A la minute où la femme apprend qu'elle est enceinte, son entourage proche aussi (vous seriez surpris de la définition que donne ma femme au mot "proche"). A la corbeille le fameux délai de trois mois durant lesquels l'information est censée incarner le secret le mieux gardé du pays. Vous, vous disparaissez. A peine m'étais-je fait à l'idée que mon studio d'enregistrement (entendez par là le bureau sur lequel ronflent le PC et le piano) allait accueillir une paire de fesses sales et inconnues, que ma belle-mère avait déjà balancé une lolette dans la pièce histoire de marquer le territoire.

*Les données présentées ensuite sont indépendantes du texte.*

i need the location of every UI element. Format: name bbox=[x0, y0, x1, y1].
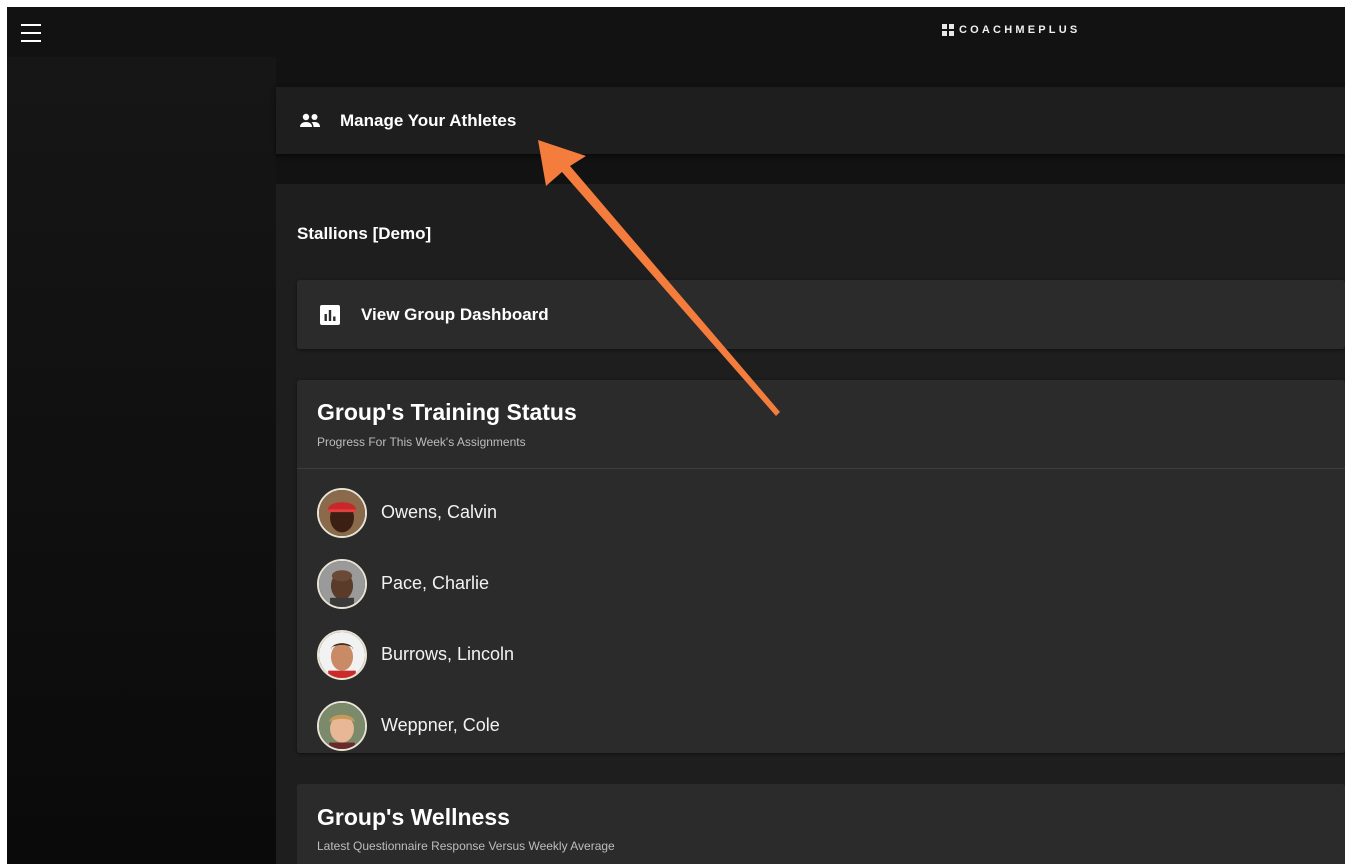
brand-logo[interactable]: COACHMEPLUS bbox=[942, 24, 1080, 36]
athlete-row[interactable]: Pace, Charlie bbox=[297, 548, 1345, 619]
avatar bbox=[317, 700, 367, 751]
avatar bbox=[317, 487, 367, 538]
athlete-name: Pace, Charlie bbox=[381, 573, 490, 593]
app-window: COACHMEPLUS Manage Your Athletes Stallio… bbox=[7, 7, 1345, 864]
athlete-row[interactable]: Owens, Calvin bbox=[297, 477, 1345, 548]
view-group-dashboard-label: View Group Dashboard bbox=[361, 304, 549, 324]
athlete-row[interactable]: Burrows, Lincoln bbox=[297, 619, 1345, 690]
group-panel: Stallions [Demo] View Group Dashboard Gr… bbox=[276, 184, 1345, 864]
divider bbox=[297, 468, 1345, 469]
athlete-name: Owens, Calvin bbox=[381, 502, 498, 522]
training-status-subtitle: Progress For This Week's Assignments bbox=[317, 435, 526, 449]
brand-mark-icon bbox=[942, 24, 954, 36]
main-content: Manage Your Athletes Stallions [Demo] Vi… bbox=[276, 57, 1345, 864]
training-status-title: Group's Training Status bbox=[317, 399, 577, 425]
wellness-card: Group's Wellness Latest Questionnaire Re… bbox=[297, 784, 1345, 864]
hamburger-menu-icon[interactable] bbox=[19, 24, 43, 42]
wellness-title: Group's Wellness bbox=[317, 804, 510, 830]
training-status-card: Group's Training Status Progress For Thi… bbox=[297, 380, 1345, 753]
group-name: Stallions [Demo] bbox=[297, 224, 432, 243]
athlete-list: Owens, Calvin Pace, Charlie Burrows, Lin… bbox=[297, 477, 1345, 761]
view-group-dashboard-button[interactable]: View Group Dashboard bbox=[297, 280, 1345, 349]
top-app-bar: COACHMEPLUS bbox=[7, 7, 1345, 57]
avatar bbox=[317, 629, 367, 680]
brand-name: COACHMEPLUS bbox=[959, 24, 1081, 36]
manage-athletes-button[interactable]: Manage Your Athletes bbox=[276, 87, 1345, 154]
avatar bbox=[317, 558, 367, 609]
manage-athletes-label: Manage Your Athletes bbox=[340, 110, 517, 130]
wellness-subtitle: Latest Questionnaire Response Versus Wee… bbox=[317, 839, 615, 853]
athlete-name: Weppner, Cole bbox=[381, 715, 500, 735]
people-icon bbox=[300, 113, 320, 127]
athlete-name: Burrows, Lincoln bbox=[381, 644, 515, 664]
bar-chart-icon bbox=[320, 304, 340, 325]
sidebar bbox=[7, 57, 276, 864]
athlete-row[interactable]: Weppner, Cole bbox=[297, 690, 1345, 761]
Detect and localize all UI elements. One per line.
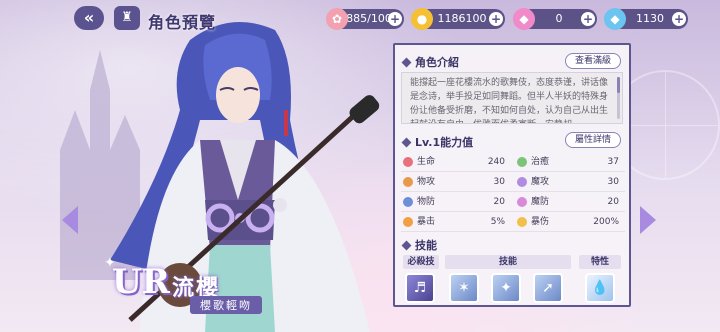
ultimate-skill-tab[interactable]: 必殺技 (403, 255, 439, 269)
heart-icon (403, 157, 413, 167)
stat-magic-atk: 魔攻 30 (515, 172, 623, 192)
trait-tab[interactable]: 特性 (579, 255, 621, 269)
back-button[interactable]: « (74, 6, 104, 30)
skills-label: 技能 (415, 239, 437, 252)
stat-crit: 暴击 5% (401, 212, 509, 232)
magic-shield-icon (517, 197, 527, 207)
intro-section-header: 角色介紹 (401, 54, 459, 70)
star-burst-icon: ✶ (458, 280, 470, 296)
burst-icon (517, 217, 527, 227)
cross-icon (517, 157, 527, 167)
intro-scroll-thumb[interactable] (617, 77, 620, 93)
fist-icon (403, 177, 413, 187)
ability-label: Lv.1能力值 (415, 136, 474, 149)
intro-text: 能撐起一座花樓流水的歌舞伎，态度恭谨，讲话像是念诗，举手投足如同舞蹈。但半人半妖… (410, 78, 609, 123)
view-full-level-button[interactable]: 查看滿級 (564, 53, 621, 69)
wand-icon (517, 177, 527, 187)
add-blue-diamond-button[interactable]: + (672, 12, 686, 26)
diamond-bullet-icon (401, 240, 412, 251)
coin-resource: ● 1186100 + (411, 8, 505, 30)
intro-label: 角色介紹 (415, 56, 459, 69)
rarity-badge: UR (112, 262, 170, 302)
stat-row: 暴击 5% 暴伤 200% (401, 212, 625, 232)
attribute-details-button[interactable]: 屬性詳情 (564, 132, 621, 148)
double-chevron-left-icon: « (83, 8, 95, 27)
skill-tab[interactable]: 技能 (445, 255, 571, 269)
add-pink-diamond-button[interactable]: + (581, 12, 595, 26)
candy-resource: ✿ 885/100 + (326, 8, 404, 30)
ability-section-header: Lv.1能力值 (401, 134, 474, 150)
character-info-panel: 角色介紹 查看滿級 能撐起一座花樓流水的歌舞伎，态度恭谨，讲话像是念诗，举手投足… (393, 43, 631, 307)
pink-diamond-value: 0 (555, 12, 563, 25)
game-screen: « ♜ 角色預覽 ✿ 885/100 + ● 1186100 + ◆ 0 + ◆… (0, 0, 720, 332)
blade-icon: ➚ (542, 280, 554, 296)
stat-phys-atk: 物攻 30 (401, 172, 509, 192)
castle-icon: ♜ (121, 10, 133, 25)
add-candy-button[interactable]: + (388, 12, 402, 26)
diamond-bullet-icon (401, 137, 412, 148)
blue-diamond-value: 1130 (636, 12, 664, 25)
blue-diamond-resource: ◆ 1130 + (604, 8, 688, 30)
coin-icon: ● (411, 8, 433, 30)
skills-section-header: 技能 (401, 237, 437, 253)
stat-heal: 治癒 37 (515, 152, 623, 172)
crit-icon (403, 217, 413, 227)
skill-slot-1[interactable]: ✶ (449, 273, 479, 303)
stat-row: 物防 20 魔防 20 (401, 192, 625, 212)
ultimate-skill-slot[interactable]: ♬ (405, 273, 435, 303)
stat-phys-def: 物防 20 (401, 192, 509, 212)
diamond-bullet-icon (401, 57, 412, 68)
stat-hp: 生命 240 (401, 152, 509, 172)
shield-icon (403, 197, 413, 207)
stat-magic-def: 魔防 20 (515, 192, 623, 212)
candy-icon: ✿ (326, 8, 348, 30)
page-title: 角色預覽 (148, 13, 217, 32)
stats-table: 生命 240 治癒 37 物攻 30 魔攻 30 物防 20 魔防 20 暴击 5% 暴伤 20… (401, 152, 625, 232)
stat-row: 物攻 30 魔攻 30 (401, 172, 625, 192)
drop-icon: 💧 (591, 280, 609, 296)
skill-slot-2[interactable]: ✦ (491, 273, 521, 303)
add-coin-button[interactable]: + (489, 12, 503, 26)
all-icon: ✦ (500, 280, 512, 296)
pink-diamond-resource: ◆ 0 + (513, 8, 597, 30)
trait-slot[interactable]: 💧 (585, 273, 615, 303)
stat-crit-dmg: 暴伤 200% (515, 212, 623, 232)
stat-row: 生命 240 治癒 37 (401, 152, 625, 172)
next-character-arrow[interactable] (640, 206, 656, 234)
character-title: 櫻歌輕吻 (190, 296, 262, 314)
previous-character-arrow[interactable] (62, 206, 78, 234)
top-bar: « ♜ 角色預覽 ✿ 885/100 + ● 1186100 + ◆ 0 + ◆… (0, 0, 720, 36)
intro-text-box[interactable]: 能撐起一座花樓流水的歌舞伎，态度恭谨，讲话像是念诗，举手投足如同舞蹈。但半人半妖… (401, 72, 623, 124)
skill-slot-3[interactable]: ➚ (533, 273, 563, 303)
pink-diamond-icon: ◆ (513, 8, 535, 30)
lyre-icon: ♬ (413, 280, 427, 296)
candy-value: 885/100 (346, 12, 392, 25)
coin-value: 1186100 (437, 12, 487, 25)
home-button[interactable]: ♜ (114, 6, 140, 30)
blue-diamond-icon: ◆ (604, 8, 626, 30)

Car, Messieurs, une fois vos proches au courant, le précieux «je» si délicat à dompter, puis à conserver, se fait la malle. Ne tentez pas de résister, il n’en vaut pas la chandelle. Vous devenez trois. Personne ne vous demandera plus comment vous allez. Vous, tout seul. Apparaît alors une entité tridimensionnelle dont vous héritez la lourde responsabilité. Par SMS, les «à + frangin» se transforment en «bisous à vous trois». Avant-même l’arrivée du bambin, vous n’êtes déjà plus au courant de tous les bastringues. Au mieux, vous recevez une vague invitation demandant si VOUS voulez en être. Soit vos amis se mettent à vous vouvoyer, soit sont-ils encore suffisamment avinés pour imaginer qu'un embryon est capable de faire des choix.
Famille, amis, collègues, emprisonnez mon «je» à votre guise, mais sachez que mon affranchissement ne s’est jamais tu.